Le Poisson lime vert appelé également Mangeur d’aiptasia ( Acreichthys tomentosus - Linnaeus, 1758 ) appartient appartient à la classe des Actinopterygii, les poissons à nageoires rayonnées, à l’ordre multiforme et bariolé des Tetraodontiformes et à la famille des Monacanthidae, les dénommés "poissons limes" en raison de la rugosité de leur peau, couverte, comme chez les Balistidae, de plaquettes osseuses, qui dans cette famille sont minuscules et séparées par une ou plusieurs spinules.

Le nom de genre Acreichthys vient du grec "akros" = haut, extrême, extrémité, cime et d’"ichthys" = poisson, en référence à la première nageoire dorsale impressionnante.

Le nom de l’espèce tomentosus vient du latin "tomentum" = bourre, puis laine. Il s’agit donc d’un poisson laineux en référence à la pilosité présente.

Zoogéographie

Il est présent dans les eaux tropicales de l’Océan Indien oriental et du Pacifique occidental. A titre indicatif, on le trouve en Afrique de l’Est, en Inde, au Sri Lanka, en Thaïlande, en Australie, en Indonésie, en Nouvelle-Guinée, en Micronésie, aux Philippines, à Taiwan et en Chine, et jusqu’aux îles Ryukyu, dans la partie méridionale du Japon. Vers l’est, il atteint les îles Fidji, et vers le sud, les Tonga.

Écologie-Habitat

Il vit dans les faibles profondeurs, au maximum jusqu’à 15 m, dans les lagons coralliens sablonneux, , riches en algues et en plantes aquatiques tels que les posidonies. Les larves se développent souvent dans les formations de mangroves.

Morphophysiologie

C’est un petit poisson timide mais curieux qui ne dépasse pas 12 cm.

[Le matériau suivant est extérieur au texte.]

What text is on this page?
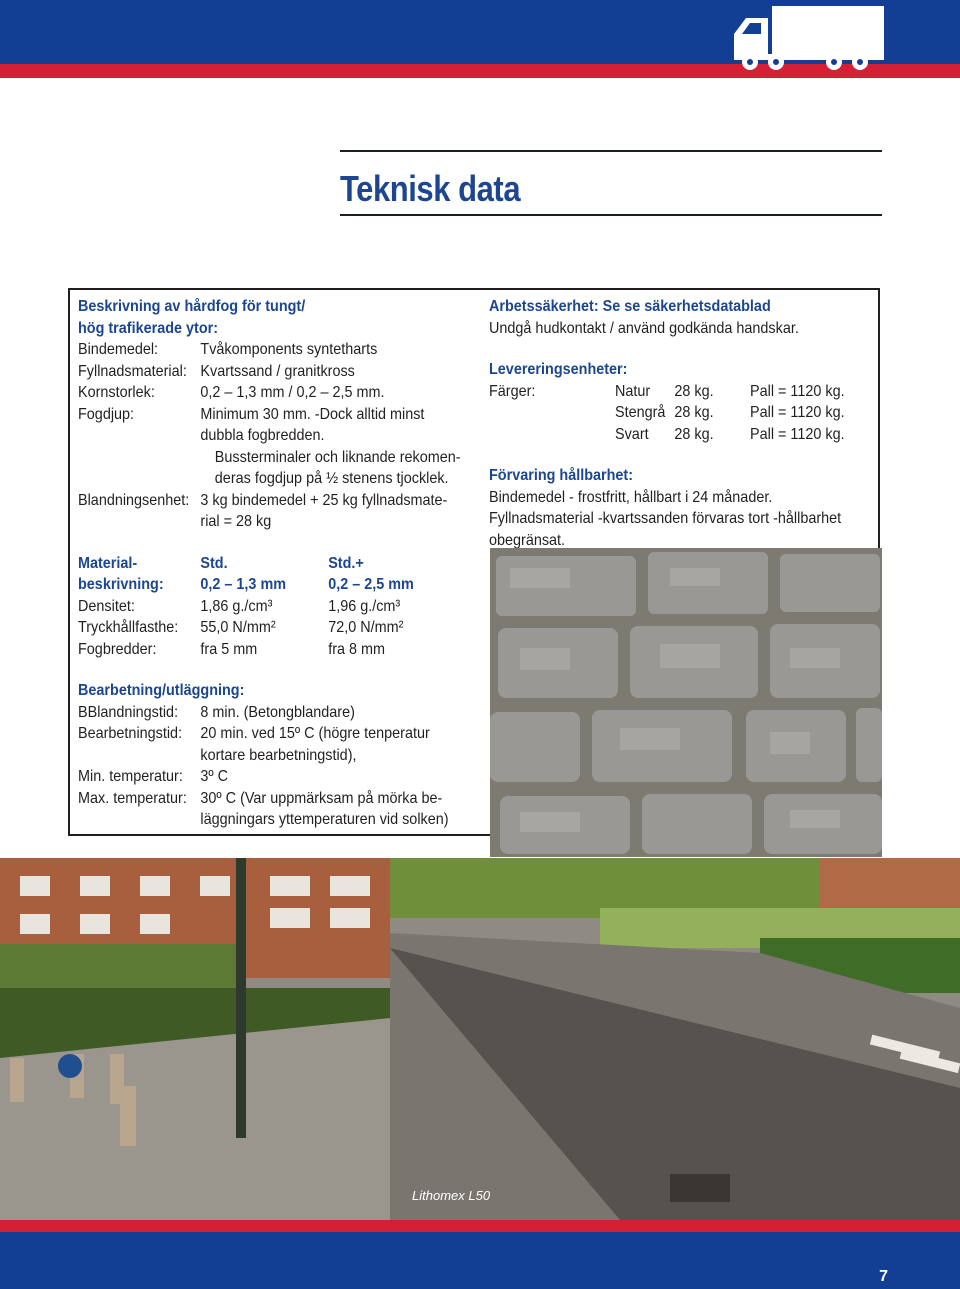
Teknisk data
Beskrivning av hårdfog för tungt/
hög trafikerade ytor:
Bindemedel:	Tvåkomponents syntetharts
Fyllnadsmaterial: Kvartssand / granitkross
Kornstorlek:	0,2 – 1,3 mm / 0,2 – 2,5 mm.
Fogdjup:	Minimum 30 mm. -Dock alltid minst
dubbla fogbredden.
Bussterminaler och liknande rekomen-
deras fogdjup på ½ stenens tjocklek.
Blandningsenhet: 3 kg bindemedel + 25 kg fyllnadsmate-
rial = 28 kg
Material-	Std.	Std.+
beskrivning: 0,2 – 1,3 mm	0,2 – 2,5 mm
Densitet:	1,86 g./cm³	1,96 g./cm³
Tryckhållfasthe: 55,0 N/mm²	72,0 N/mm²
Fogbredder:	fra 5 mm	fra 8 mm
Bearbetning/utläggning:
BBlandningstid: 8 min. (Betongblandare)
Bearbetningstid: 20 min. ved 15º C (högre tenperatur
kortare bearbetningstid),
Min. temperatur: 3º C
Max. temperatur: 30º C (Var uppmärksam på mörka be-
läggningars yttemperaturen vid solken)
Arbetssäkerhet: Se se säkerhetsdatablad
Undgå hudkontakt / använd godkända handskar.
Levereringsenheter:
Färger:	Natur 28 kg. Pall = 1120 kg.
Stengrå 28 kg. Pall = 1120 kg.
Svart 28 kg. Pall = 1120 kg.
Förvaring hållbarhet:
Bindemedel - frostfritt, hållbart i 24 månader.
Fyllnadsmaterial -kvartssanden förvaras tort -hållbarhet
obegränsat.

Lithomex L50

7
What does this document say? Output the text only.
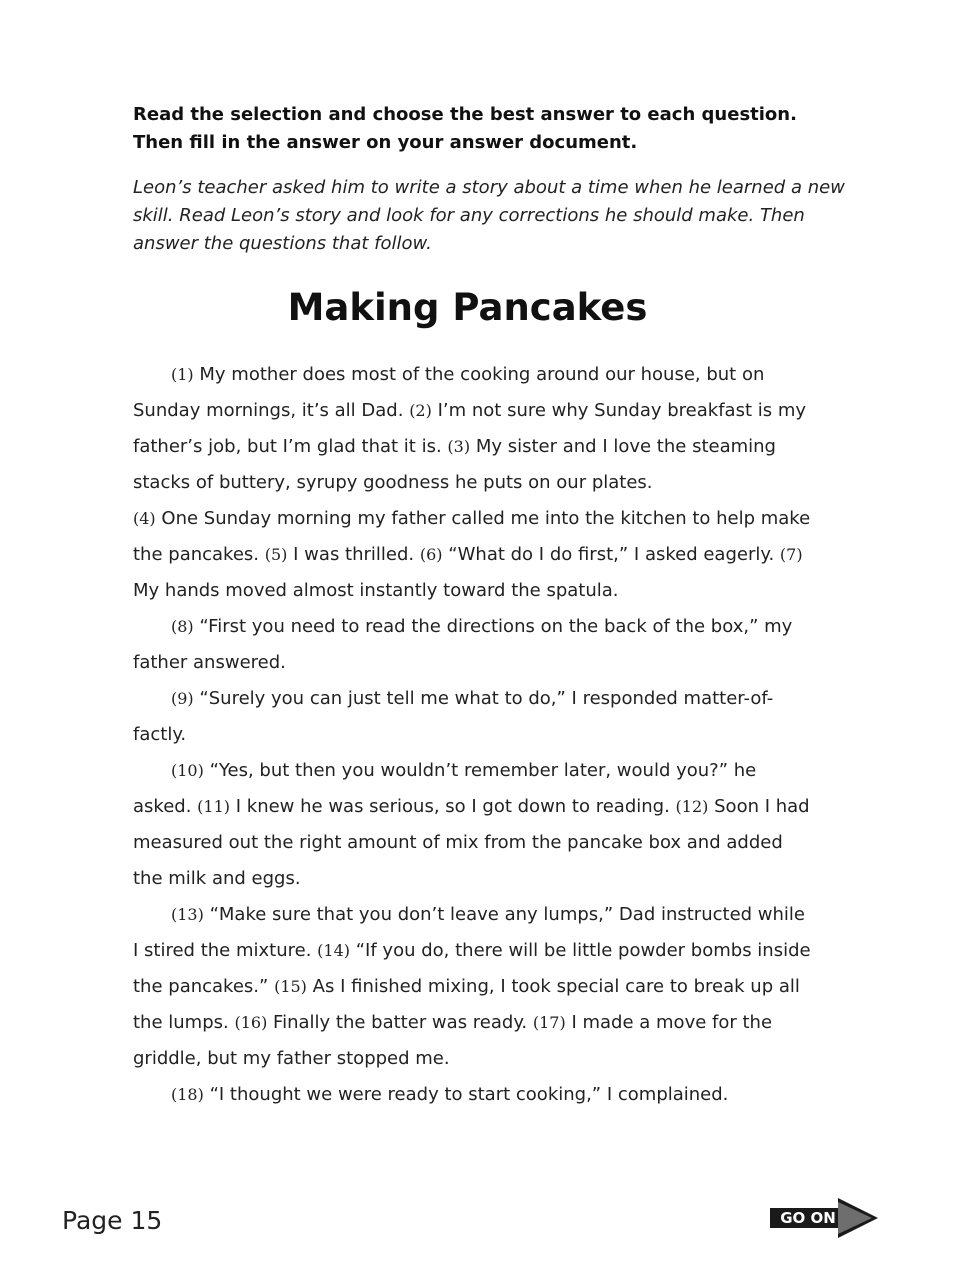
Read the selection and choose the best answer to each question. Then fill in the answer on your answer document.
Leon’s teacher asked him to write a story about a time when he learned a new skill. Read Leon’s story and look for any corrections he should make. Then answer the questions that follow.
Making Pancakes

(1) My mother does most of the cooking around our house, but on Sunday mornings, it’s all Dad. (2) I’m not sure why Sunday breakfast is my father’s job, but I’m glad that it is. (3) My sister and I love the steaming stacks of buttery, syrupy goodness he puts on our plates.

(4) One Sunday morning my father called me into the kitchen to help make the pancakes. (5) I was thrilled. (6) “What do I do first,” I asked eagerly. (7) My hands moved almost instantly toward the spatula.

(8) “First you need to read the directions on the back of the box,” my father answered.

(9) “Surely you can just tell me what to do,” I responded matter-of-factly.

(10) “Yes, but then you wouldn’t remember later, would you?” he asked. (11) I knew he was serious, so I got down to reading. (12) Soon I had measured out the right amount of mix from the pancake box and added the milk and eggs.

(13) “Make sure that you don’t leave any lumps,” Dad instructed while I stired the mixture. (14) “If you do, there will be little powder bombs inside the pancakes.” (15) As I finished mixing, I took special care to break up all the lumps. (16) Finally the batter was ready. (17) I made a move for the griddle, but my father stopped me.

(18) “I thought we were ready to start cooking,” I complained.

Page 15	GO ON
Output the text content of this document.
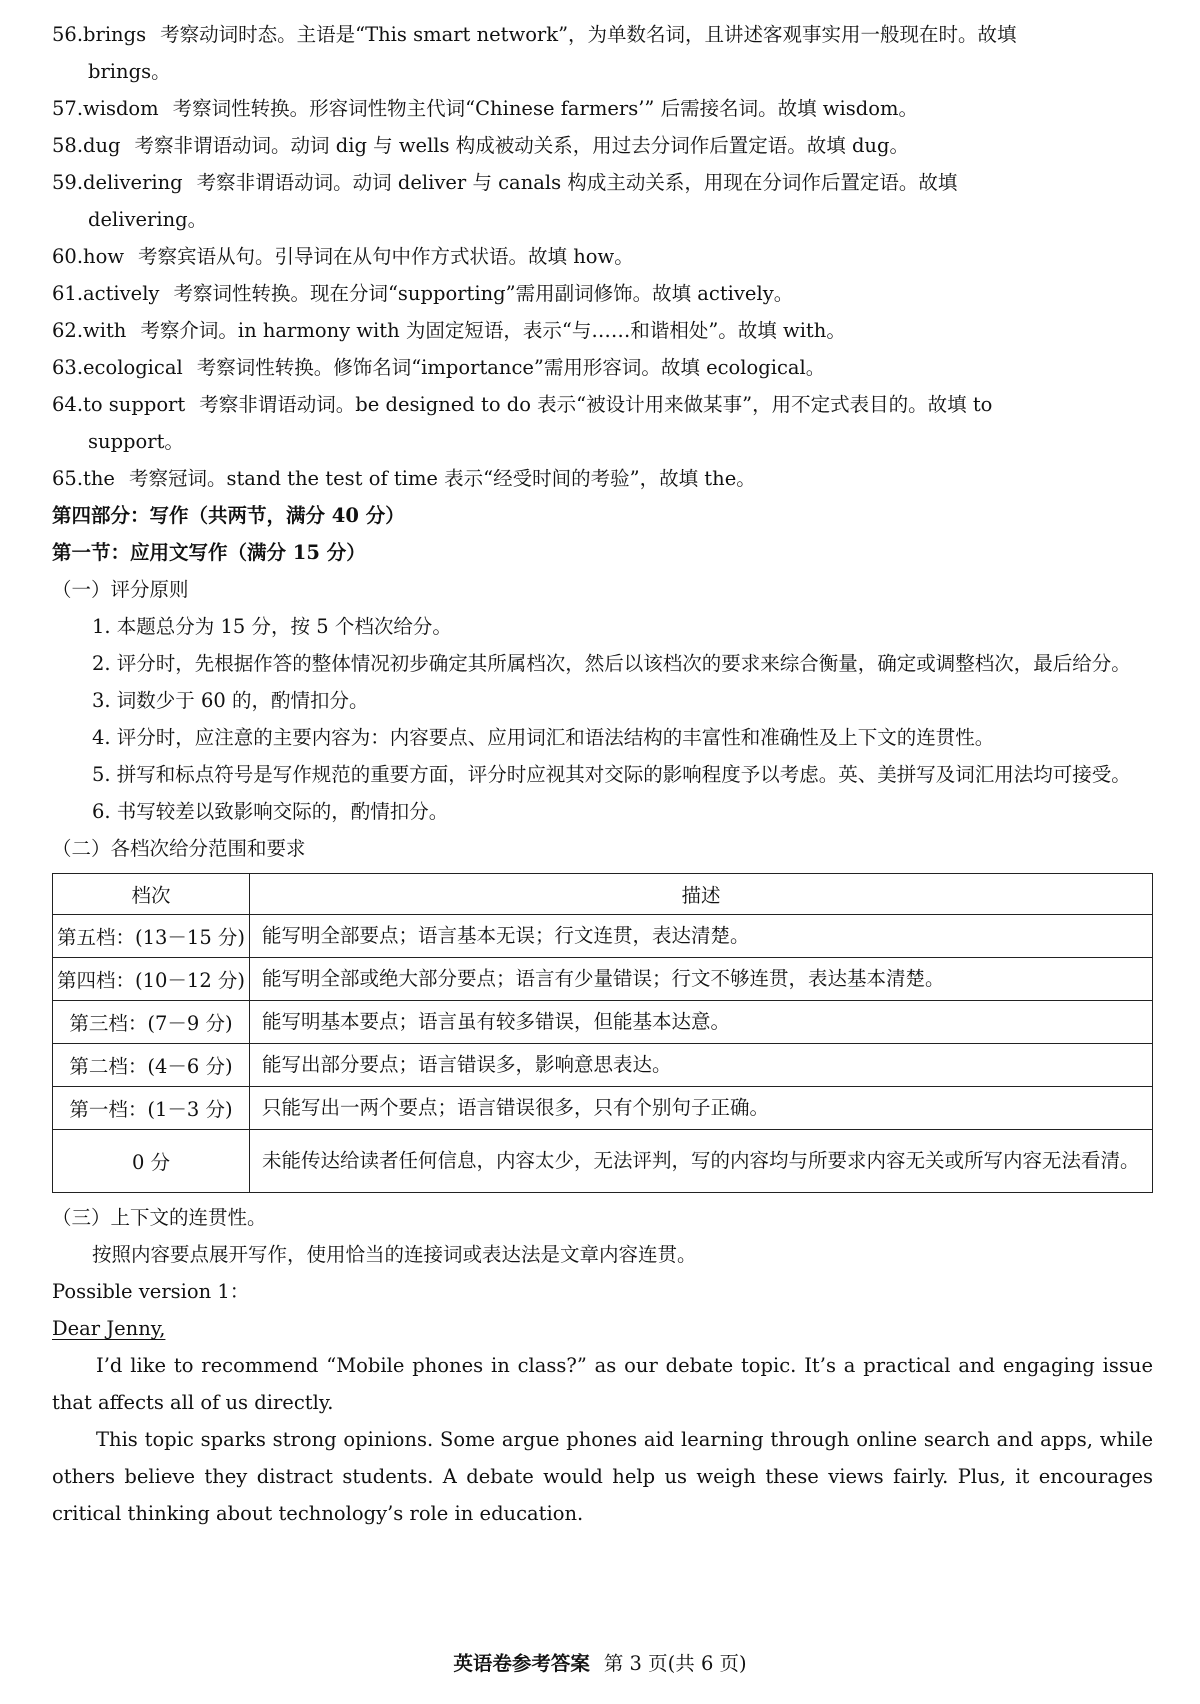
56.brings 考察动词时态。主语是“This smart network”，为单数名词，且讲述客观事实用一般现在时。故填

brings。

57.wisdom 考察词性转换。形容词性物主代词“Chinese farmers’” 后需接名词。故填 wisdom。

58.dug 考察非谓语动词。动词 dig 与 wells 构成被动关系，用过去分词作后置定语。故填 dug。

59.delivering 考察非谓语动词。动词 deliver 与 canals 构成主动关系，用现在分词作后置定语。故填

delivering。

60.how 考察宾语从句。引导词在从句中作方式状语。故填 how。

61.actively 考察词性转换。现在分词“supporting”需用副词修饰。故填 actively。

62.with 考察介词。in harmony with 为固定短语，表示“与……和谐相处”。故填 with。

63.ecological 考察词性转换。修饰名词“importance”需用形容词。故填 ecological。

64.to support 考察非谓语动词。be designed to do 表示“被设计用来做某事”，用不定式表目的。故填 to

support。

65.the 考察冠词。stand the test of time 表示“经受时间的考验”，故填 the。

第四部分：写作（共两节，满分 40 分）

第一节：应用文写作（满分 15 分）

（一）评分原则

1. 本题总分为 15 分，按 5 个档次给分。

2. 评分时，先根据作答的整体情况初步确定其所属档次，然后以该档次的要求来综合衡量，确定或调整档次，最后给分。

3. 词数少于 60 的，酌情扣分。

4. 评分时，应注意的主要内容为：内容要点、应用词汇和语法结构的丰富性和准确性及上下文的连贯性。

5. 拼写和标点符号是写作规范的重要方面，评分时应视其对交际的影响程度予以考虑。英、美拼写及词汇用法均可接受。

6. 书写较差以致影响交际的，酌情扣分。

（二）各档次给分范围和要求

档次	描述
第五档：(13－15 分)	能写明全部要点；语言基本无误；行文连贯，表达清楚。
第四档：(10－12 分)	能写明全部或绝大部分要点；语言有少量错误；行文不够连贯，表达基本清楚。
第三档：(7－9 分)	能写明基本要点；语言虽有较多错误，但能基本达意。
第二档：(4－6 分)	能写出部分要点；语言错误多，影响意思表达。
第一档：(1－3 分)	只能写出一两个要点；语言错误很多，只有个别句子正确。
0 分	未能传达给读者任何信息，内容太少，无法评判，写的内容均与所要求内容无关或所写内容无法看清。

（三）上下文的连贯性。

按照内容要点展开写作，使用恰当的连接词或表达法是文章内容连贯。

Possible version 1：

Dear Jenny,

I’d like to recommend “Mobile phones in class?” as our debate topic. It’s a practical and engaging issue that affects all of us directly.

This topic sparks strong opinions. Some argue phones aid learning through online search and apps, while others believe they distract students. A debate would help us weigh these views fairly. Plus, it encourages critical thinking about technology’s role in education.

英语卷参考答案 第 3 页(共 6 页)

Le corps est plat, couvert par les minuscules spinosités des poissons limes, auxquelles s’ajoutent de petits poils. Mais, surtout, on ne peut pas s’empêcher de remarquer, au-dessus des yeux, la grande épine érectile dorsale que l’animal déploie avec sa zone jugulaire pour se défendre et faire peur aux prédateurs en paraissant plus grand.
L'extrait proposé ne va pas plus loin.